Abstract
Background
In China, the disparity in patient distribution across hospitals of varying levels is largely caused by fee-for-service (FFS) payment. To reduce this inequality, an innovative payment called “payment method by disease types with point counting” was launched in Zhejiang province, and was later integrated with “same disease, same price” policy. This study aimed to investigate the impact of this payment on service volume distribution across Chinese public hospitals.
Methods
Data was obtained from 104 hospitals, with 12 tertiary and 14 secondary hospitals extracted from each of the four regions: intervention groups in Jinhua and Hangzhou, and control groups in Taizhou and Ningbo. Using a total of 3848 observation points, two sets of controlled interrupted time series analyses were performed to evaluate the impact of this new case-based payment with and without “same disease, same price” on the proportion of discharges, total medical revenue and hospitalization revenue, as well as Herfindahl-Hirschman Index (HHI).
Results
After the introduction of the new case-based payment without “same disease, same price”, the proportion of discharges (β6=-0.1074, p = 0.047), total medical revenue (β6=-0.0729, p = 0.026) and hospitalization revenue (β6=-0.1062, p = 0.037) of secondary hospitals significantly decreased.

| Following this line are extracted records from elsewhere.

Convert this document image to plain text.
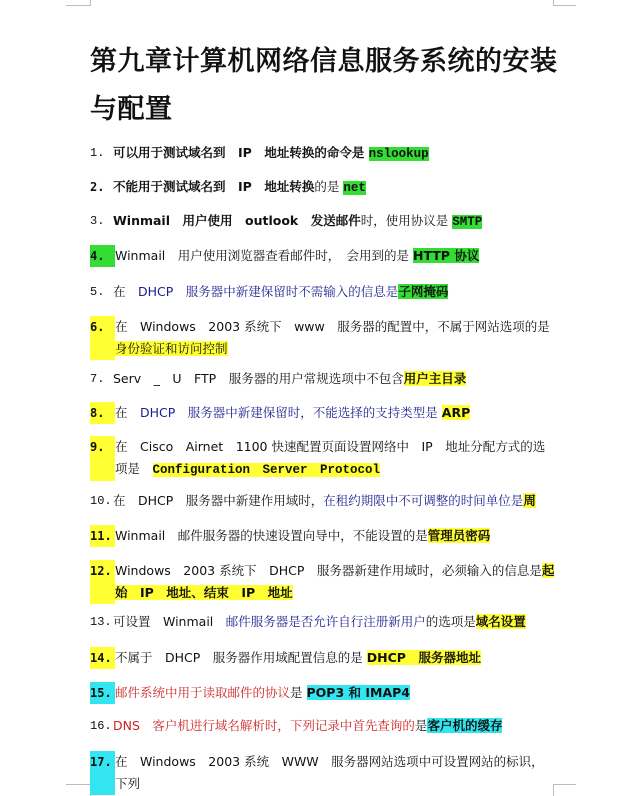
第九章计算机网络信息服务系统的安装与配置
1. 可以用于测试域名到　IP　地址转换的命令是 nslookup
2. 不能用于测试域名到　IP　地址转换的是 net
3. Winmail　用户使用　outlook　发送邮件时，使用协议是 SMTP
4. Winmail　用户使用浏览器查看邮件时，　会用到的是 HTTP 协议
5. 在　DHCP　服务器中新建保留时不需输入的信息是子网掩码
6. 在　Windows　2003 系统下　www　服务器的配置中，不属于网站选项的是身份验证和访问控制
7. Serv　_　U　FTP　服务器的用户常规选项中不包含用户主目录
8. 在　DHCP　服务器中新建保留时，不能选择的支持类型是 ARP
9. 在　Cisco　Airnet　1100 快速配置页面设置网络中　IP　地址分配方式的选项是　Configuration　Server　Protocol
10. 在　DHCP　服务器中新建作用域时，在租约期限中不可调整的时间单位是周
11. Winmail　邮件服务器的快速设置向导中，不能设置的是管理员密码
12. Windows　2003 系统下　DHCP　服务器新建作用域时，必须输入的信息是起始　IP　地址、结束　IP　地址
13. 可设置　Winmail　邮件服务器是否允许自行注册新用户的选项是域名设置
14. 不属于　DHCP　服务器作用域配置信息的是 DHCP　服务器地址
15. 邮件系统中用于读取邮件的协议是 POP3 和 IMAP4
16. DNS　客户机进行域名解析时，下列记录中首先查询的是客户机的缓存
17. 在　Windows　2003 系统　WWW　服务器网站选项中可设置网站的标识，下列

Despite no statistical significance, the proportion in tertiary hospitals increased. By incorporating “same disease, same price”, the proportion of discharges (β6 = 0.2015, p = 0.031), total medical revenue (β6 = 0.1101, p = 0.041) and hospitalization revenue (β6 = 0.1248, p = 0.032) of secondary hospitals increased, yet differences in tertiary hospitals were insignificant. The HHI (β7 = 0.0011, p = 0.043) presented an upward trend during the pilot period of this payment without “same disease, same price”, while after the implementation of this payment combined with “same disease, same price”, the HHI (β6=-0.0234, p = 0.021) decreased immediately.
Conclusion
This new case-based payment scheme does not promote rational volume distribution among different-level hospitals, yet “same disease, same price” may help. Policymakers should balance interests of hospitals when devising payment mechanisms, and regulate providers’ potential strategic behavior.